I had all of these intense feelings that needed to come out. Caroline Rose

“I wanted to make sure that all of these songs could be played on their own, so there is this process of prepping the songs. I think of it as having a chunky sculpture that needs to be defined with a chisel, and you improve it so that you are squeezing as much emotion out of the songs as you can. And the fun part is then experimenting with the production. I’m not one of those people that gets into the studio and is like, right, here is exactly what we’re going to do. I usually come in with a handful of ideas and take it from there. Then it’s a case of piecing it all together, getting the carving knife out and turning into a sculpture.”

After spending some time discussing the reactions of those closest to Rose upon hearing the record, our focus fixes on single Miami. A significant musical departure from the electro indie pop of Superstar, were there any surprised responses to such a raw outpouring of heartbreak?

“I don’t think there have been many reactions of people being surprised by it, which is maybe more surprising to me,” they laugh. “Miami was a song that came really quickly, and you don’t need a whole lot to feel the impact of it because it’s just raw emotion. It’s a bit like when teenagers first start a band and it’s just full of all these unbridled emotions. It’s like smashing three chords on the guitar and screaming, ‘I hate you mom, I hate you dad’! There’s something so amazing about those songs because they are completely raw and completely honest, and I think of Miami as one of those songs. I had all these emotions and had been trying to keep them together through this really painful process of rediscovering myself after losing my mind a little bit. And going through this really painful breakup I was like, FUCK! I just wanted to scream and cry at the same time.

“But I still think there is humour in a lot of this album, even in Miami, which is pretty devastating,” Rose continues. “But it’s in my own way, it’s no longer very obvious but it still has my sense of humour. There is a line in it where I’m talking about a conversation with my mom on the phone and she’s like, ‘for God’s sake stop talking about dying’. My parents were taking care of my grandma, so they were stressed and dealing with loss, and they are now nearing the last quarter of their lives – assuming you live to a certain age – and I find it just a comical reset button. All these moments where we are grounded from what goes on in our head - we overthink everything. I do, I overthink everything and get stuck in my own head, and then little moments like that make you go, you know, you’re right, I’m being crazy’.”
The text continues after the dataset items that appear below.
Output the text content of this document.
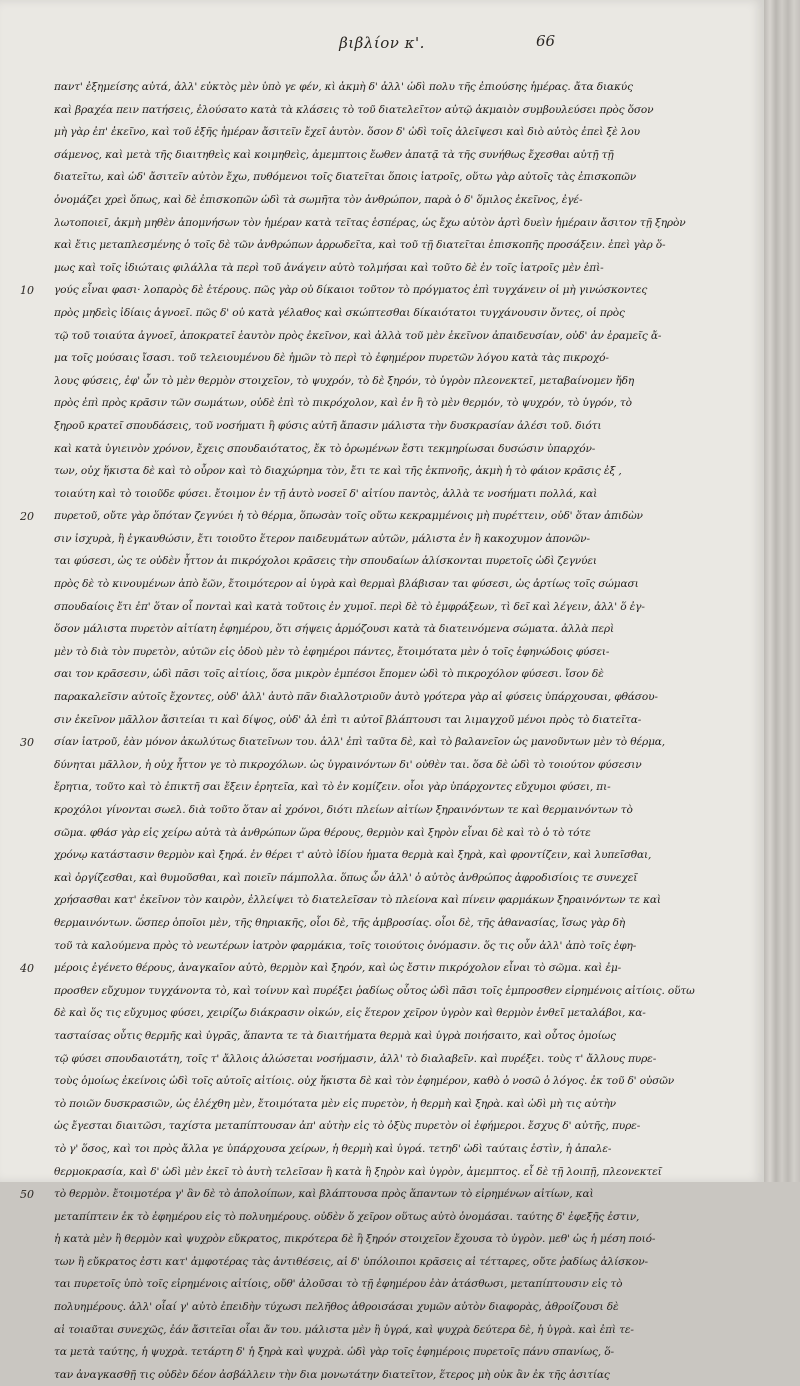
βιβλίον κ'.	66
10
20
30
40
50
παντ' ἐξημείσης αὐτά, ἀλλ' εὐκτὸς μὲν ὑπὸ γε φέν, κὶ ἀκμὴ δ' ἀλλ' ὡδὶ πολυ τῆς ἐπιούσης ἡμέρας. ἄτα διακύς
καὶ βραχέα πειν πατήσεις, ἐλούσατο κατὰ τὰ κλάσεις τὸ τοῦ διατελεῖτον αὐτῷ ἀκμαιὸν συμβουλεύσει πρὸς ὅσον
μὴ γὰρ ἐπ' ἐκεῖνο, καὶ τοῦ ἐξῆς ἡμέραν ἄσιτεῖν ἔχεῖ ἀυτὸν. ὅσον δ' ὡδὶ τοῖς ἀλεῖψεσι καὶ διὸ αὐτὸς ἐπεὶ ξὲ λου
σάμενος, καὶ μετὰ τῆς διαιτηθεὶς καὶ κοιμηθεὶς, ἀμεμπτοις ἔωθεν ἀπατᾷ τὰ τῆς συνήθως ἔχεσθαι αὐτῇ τῇ
διατεῖτω, καὶ ὡδ' ἄσιτεῖν αὐτὸν ἔχω, πυθόμενοι τοῖς διατεῖται ὅποις ἰατροῖς, οὕτω γὰρ αὐτοῖς τὰς ἐπισκοπῶν
ὀνομάζει χρεὶ ὅπως, καὶ δὲ ἐπισκοπῶν ὡδὶ τὰ σωμῆτα τὸν ἀνθρώπον, παρὰ ὁ δ' ὅμιλος ἐκεῖνος, ἐγέ-
λωτοποιεῖ, ἀκμὴ μηθὲν ἀπομνήσων τὸν ἡμέραν κατὰ τεῖτας ἑσπέρας, ὡς ἔχω αὐτὸν ἀρτὶ δυεὶν ἡμέραιν ἄσιτον τῇ ξηρὸν
καὶ ἔτις μεταπλεσμένης ὁ τοῖς δὲ τῶν ἀνθρώπων ἀρρωδεῖτα, καὶ τοῦ τῇ διατεῖται ἐπισκοπῆς προσάξειν. ἐπεὶ γὰρ ὅ-
μως καὶ τοῖς ἰδιώταις φιλάλλα τὰ περὶ τοῦ ἀνάγειν αὐτὸ τολμήσαι καὶ τοῦτο δὲ ἐν τοῖς ἰατροῖς μὲν ἐπὶ-
γούς εἶναι φασι· λοπαρὸς δὲ ἑτέρους. πῶς γὰρ οὐ δίκαιοι τοῦτον τὸ πρόγματος ἐπὶ τυγχάνειν οἱ μὴ γινώσκοντες
πρὸς μηδεὶς ἰδίαις ἀγνοεῖ. πῶς δ' οὐ κατὰ γέλαθος καὶ σκώπτεσθαι δίκαιότατοι τυγχάνουσιν ὄντες, οἱ πρὸς
τῷ τοῦ τοιαύτα ἀγνοεῖ, ἀποκρατεῖ ἑαυτὸν πρὸς ἐκεῖνον, καὶ ἀλλὰ τοῦ μὲν ἐκεῖνον ἀπαιδευσίαν, οὐδ' ἀν ἐραμεῖς ἄ-
μα τοῖς μούσαις ἴσασι. τοῦ τελειουμένου δὲ ἡμῶν τὸ περὶ τὸ ἐφημέρον πυρετῶν λόγου κατὰ τὰς πικροχό-
λους φύσεις, ἐφ' ὧν τὸ μὲν θερμὸν στοιχεῖον, τὸ ψυχρόν, τὸ δὲ ξηρόν, τὸ ὑγρὸν πλεονεκτεῖ, μεταβαίνομεν ἤδη
πρὸς ἐπὶ πρὸς κρᾶσιν τῶν σωμάτων, οὐδὲ ἐπὶ τὸ πικρόχολον, καὶ ἐν ἢ τὸ μὲν θερμόν, τὸ ψυχρόν, τὸ ὑγρόν, τὸ
ξηροῦ κρατεῖ σπουδάσεις, τοῦ νοσήματι ἢ φύσις αὐτῆ ἄπασιν μάλιστα τὴν δυσκρασίαν ἀλέσι τοῦ. διότι
καὶ κατὰ ὑγιεινὸν χρόνον, ἔχεις σπουδαιότατος, ἔκ τὸ ὁρωμένων ἔστι τεκμηρίωσαι δυσώσιν ὑπαρχόν-
των, οὐχ ἥκιστα δὲ καὶ τὸ οὖρον καὶ τὸ διαχώρημα τὸν, ἔτι τε καὶ τῆς ἐκπνοῆς, ἀκμὴ ἡ τὸ φάιον κρᾶσις ἐξ ,
τοιαύτη καὶ τὸ τοιοῦδε φύσει. ἔτοιμον ἐν τῇ ἀυτὸ νοσεῖ δ' αἰτίου παντὸς, ἀλλὰ τε νοσήματι πολλά, καὶ
πυρετοῦ, οὔτε γὰρ ὅπόταν ζεγνύει ἡ τὸ θέρμα, ὅπωσὰν τοῖς οὔτω κεκραμμένοις μὴ πυρέττειν, οὐδ' ὅταν ἀπιδὼν
σιν ἰσχυρὰ, ἢ ἐγκαυθώσιν, ἔτι τοιοῦτο ἕτερον παιδευμάτων αὐτῶν, μάλιστα ἐν ἢ κακοχυμον ἀπονῶν-
ται φύσεσι, ὡς τε οὐδὲν ἧττον ἀι πικρόχολοι κρᾶσεις τὴν σπουδαίων ἁλίσκονται πυρετοῖς ὡδὶ ζεγνύει
πρὸς δὲ τὸ κινουμένων ἀπὸ ἔῶν, ἔτοιμότερον αἱ ὑγρὰ καὶ θερμαὶ βλάβισαν ται φύσεσι, ὡς ἀρτίως τοῖς σώμασι
σπουδαίοις ἔτι ἐπ' ὅταν οἷ πονταὶ καὶ κατὰ τοῦτοις ἐν χυμοῖ. περὶ δὲ τὸ ἐμφράξεων, τὶ δεῖ καὶ λέγειν, ἀλλ' ὅ ἐγ-
ὅσον μάλιστα πυρετὸν αἰτίατη ἐφημέρου, ὅτι σήψεις ἁρμόζουσι κατὰ τὰ διατεινόμενα σώματα. ἀλλὰ περὶ
μὲν τὸ διὰ τὸν πυρετὸν, αὐτῶν εἰς ὁδοὺ μὲν τὸ ἐφημέροι πάντες, ἔτοιμότατα μὲν ὁ τοῖς ἐφηνώδοις φύσει-
σαι τον κρᾶσεσιν, ὡδὶ πᾶσι τοῖς αἰτίοις, ὅσα μικρὸν ἐμπέσοι ἔπομεν ὡδὶ τὸ πικροχόλον φύσεσι. ἴσον δὲ
παρακαλεῖσιν αὐτοῖς ἔχοντες, οὐδ' ἀλλ' ἀυτὸ πᾶν διαλλοτριοῦν ἀυτὸ γρότερα γὰρ αἱ φύσεις ὑπάρχουσαι, φθάσου-
σιν ἐκεῖνον μᾶλλον ἄσιτείαι τι καὶ δίψος, οὐδ' ἀλ ἐπὶ τι αὐτοῖ βλάπτουσι ται λιμαγχοῦ μένοι πρὸς τὸ διατεῖτα-
σίαν ἰατροῦ, ἐὰν μόνον ἀκωλύτως διατεῖνων του. ἀλλ' ἐπὶ ταῦτα δὲ, καὶ τὸ βαλανεῖον ὡς μανοῦντων μὲν τὸ θέρμα,
δύνηται μᾶλλον, ἡ οὐχ ἧττον γε τὸ πικροχόλων. ὡς ὑγραινόντων δι' οὐθὲν ται. ὅσα δὲ ὡδὶ τὸ τοιούτον φύσεσιν
ἔρητια, τοῦτο καὶ τὸ ἐπικτῆ σαι ἔξειν ἐρητεῖα, καὶ τὸ ἐν κομίζειν. οἷοι γὰρ ὑπάρχοντες εὔχυμοι φύσει, πι-
κροχόλοι γίνονται σωελ. διὰ τοῦτο ὅταν αἱ χρόνοι, διότι πλείων αἰτίων ξηραινόντων τε καὶ θερμαινόντων τὸ
σῶμα. φθάσ γὰρ εἰς χείρω αὐτὰ τὰ ἀνθρώπων ὥρα θέρους, θερμὸν καὶ ξηρὸν εἶναι δὲ καὶ τὸ ὁ τὸ τότε
χρόνῳ κατάστασιν θερμὸν καὶ ξηρά. ἐν θέρει τ' αὐτὸ ἰδίου ἡματα θερμὰ καὶ ξηρὰ, καὶ φροντίζειν, καὶ λυπεῖσθαι,
καὶ ὀργίζεσθαι, καὶ θυμοῦσθαι, καὶ ποιεῖν πάμπολλα. ὅπως ὧν ἀλλ' ὁ αὐτὸς ἀνθρώπος ἀφροδισίοις τε συνεχεῖ
χρήσασθαι κατ' ἐκεῖνον τὸν καιρὸν, ἐλλείψει τὸ διατελεῖσαν τὸ πλείονα καὶ πίνειν φαρμάκων ξηραινόντων τε καὶ
θερμαινόντων. ὥσπερ ὁποῖοι μὲν, τῆς θηριακῆς, οἷοι δὲ, τῆς ἀμβροσίας. οἷοι δὲ, τῆς ἀθανασίας, ἴσως γὰρ δὴ
τοῦ τὰ καλούμενα πρὸς τὸ νεωτέρων ἰατρὸν φαρμάκια, τοῖς τοιούτοις ὀνόμασιν. ὅς τις οὖν ἀλλ' ἀπὸ τοῖς ἐφη-
μέροις ἐγένετο θέρους, ἀναγκαῖον αὐτὸ, θερμὸν καὶ ξηρόν, καὶ ὡς ἔστιν πικρόχολον εἶναι τὸ σῶμα. καὶ ἐμ-
προσθεν εὔχυμον τυγχάνοντα τὸ, καὶ τοίνυν καὶ πυρέξει ῥαδίως οὗτος ὡδὶ πᾶσι τοῖς ἐμπροσθεν εἰρημένοις αἰτίοις. οὕτω
δὲ καὶ ὅς τις εὔχυμος φύσει, χειρίζω διάκρασιν οἰκών, εἰς ἕτερον χεῖρον ὑγρὸν καὶ θερμὸν ἐνθεῖ μεταλάβοι, κα-
τασταίσας οὗτις θερμῆς καὶ ὑγρᾶς, ἅπαντα τε τὰ διαιτήματα θερμὰ καὶ ὑγρὰ ποιήσαιτο, καὶ οὗτος ὁμοίως
τῷ φύσει σπουδαιοτάτη, τοῖς τ' ἄλλοις ἁλώσεται νοσήμασιν, ἀλλ' τὸ διαλαβεῖν. καὶ πυρέξει. τοὺς τ' ἄλλους πυρε-
τοὺς ὁμοίως ἐκείνοις ὡδὶ τοῖς αὐτοῖς αἰτίοις. οὐχ ἥκιστα δὲ καὶ τὸν ἐφημέρον, καθὸ ὁ νοσῶ ὁ λόγος. ἐκ τοῦ δ' οὐσῶν
τὸ ποιῶν δυσκρασιῶν, ὡς ἐλέχθη μὲν, ἔτοιμότατα μὲν εἰς πυρετὸν, ἡ θερμὴ καὶ ξηρὰ. καὶ ὡδὶ μὴ τις αὐτὴν
ὡς ἔγεσται διαιτῶσι, ταχίστα μεταπίπτουσαν ἀπ' αὐτὴν εἰς τὸ ὀξὺς πυρετὸν οἱ ἐφήμεροι. ἔσχυς δ' αὐτῆς, πυρε-
τὸ γ' ὅσος, καὶ τοι πρὸς ἄλλα γε ὑπάρχουσα χείρων, ἡ θερμὴ καὶ ὑγρά. τετηδ' ὡδὶ ταύταις ἐστὶν, ἡ ἀπαλε-
θερμοκρασία, καὶ δ' ὡδὶ μὲν ἐκεῖ τὸ ἀυτὴ τελεῖσαν ἢ κατὰ ἢ ξηρὸν καὶ ὑγρὸν, ἀμεμπτος. εἶ δὲ τῇ λοιπῇ, πλεονεκτεῖ
τὸ θερμὸν. ἔτοιμοτέρα γ' ἂν δὲ τὸ ἀπολοίπων, καὶ βλάπτουσα πρὸς ἅπαντων τὸ εἰρημένων αἰτίων, καὶ
μεταπίπτειν ἐκ τὸ ἐφημέρου εἰς τὸ πολυημέρους. οὐδὲν ὅ χεῖρον οὕτως αὐτὸ ὀνομάσαι. ταύτης δ' ἐφεξῆς ἐστιν,
ἡ κατὰ μὲν ἢ θερμὸν καὶ ψυχρὸν εὔκρατος, πικρότερα δὲ ἢ ξηρόν στοιχεῖον ἔχουσα τὸ ὑγρὸν. μεθ' ὡς ἡ μέση ποιό-
των ἢ εὔκρατος ἐστι κατ' ἀμφοτέρας τὰς ἀντιθέσεις, αἱ δ' ὑπόλοιποι κρᾶσεις αἱ τέτταρες, οὔτε ῥαδίως ἁλίσκον-
ται πυρετοῖς ὑπὸ τοῖς εἰρημένοις αἰτίοις, οὔθ' ἁλοῦσαι τὸ τῇ ἐφημέρου ἐὰν ἀτάσθωσι, μεταπίπτουσιν εἰς τὸ
πολυημέρους. ἀλλ' οἷαί γ' αὐτὸ ἐπειδὴν τύχωσι πελῆθος ἀθροισάσαι χυμῶν αὐτὸν διαφορὰς, ἀθροίζουσι δὲ
αἱ τοιαῦται συνεχῶς, ἐάν ἄσιτεῖαι οἷαι ἄν του. μάλιστα μὲν ἢ ὑγρά, καὶ ψυχρὰ δεύτερα δὲ, ἡ ὑγρὰ. καὶ ἐπὶ τε-
τα μετὰ ταύτης, ἡ ψυχρὰ. τετάρτη δ' ἡ ξηρὰ καὶ ψυχρὰ. ὡδὶ γὰρ τοῖς ἐφημέροις πυρετοῖς πάνυ σπανίως, ὅ-
ταν ἀναγκασθῇ τις οὐδὲν δέον ἀσβάλλειν τὴν δια μονωτάτην διατεῖτον, ἕτερος μὴ οὐκ ἂν ἐκ τῆς ἀσιτίας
At the time of our chat, Rose is gearing up for a full international tour in support of The Art Of Forgetting. It’s a prospect they are relishing but, in light of what transpired last time around, are not taking for granted.

“There are no guarantees, that was a big lesson for me last time,” Rose reflects. “These wrenches can get thrown in the mix that can stop your plans, but you can find something different to do instead. I’m more open minded to things now. At the end of the day, I went through this time, made an album about it that I’m really proud of, and that’s a big feat for me.

“Usually, I’m tearing apart my own work and just thinking about everything I could have done differently. But I made it part of my constitution when I was making it not to feel like that. When all is said and done, I have this album I’m really proud of, the songs still move me, and I think that in itself is a huge accomplishment for me, and I feel really proud of myself. And the fact that I feel proud of myself is a huge accomplishment.”

That Rose has not only been able to overcome the circumstances that underpin The Art Of Forgetting but emerge with a record of such scope and creative dexterity is an achievement of which any artist should be proud. The evolution they have undergone in the space between albums has been profound. And in this stark articulation of personal experience, they may have produced their most universal and affecting piece of work so far.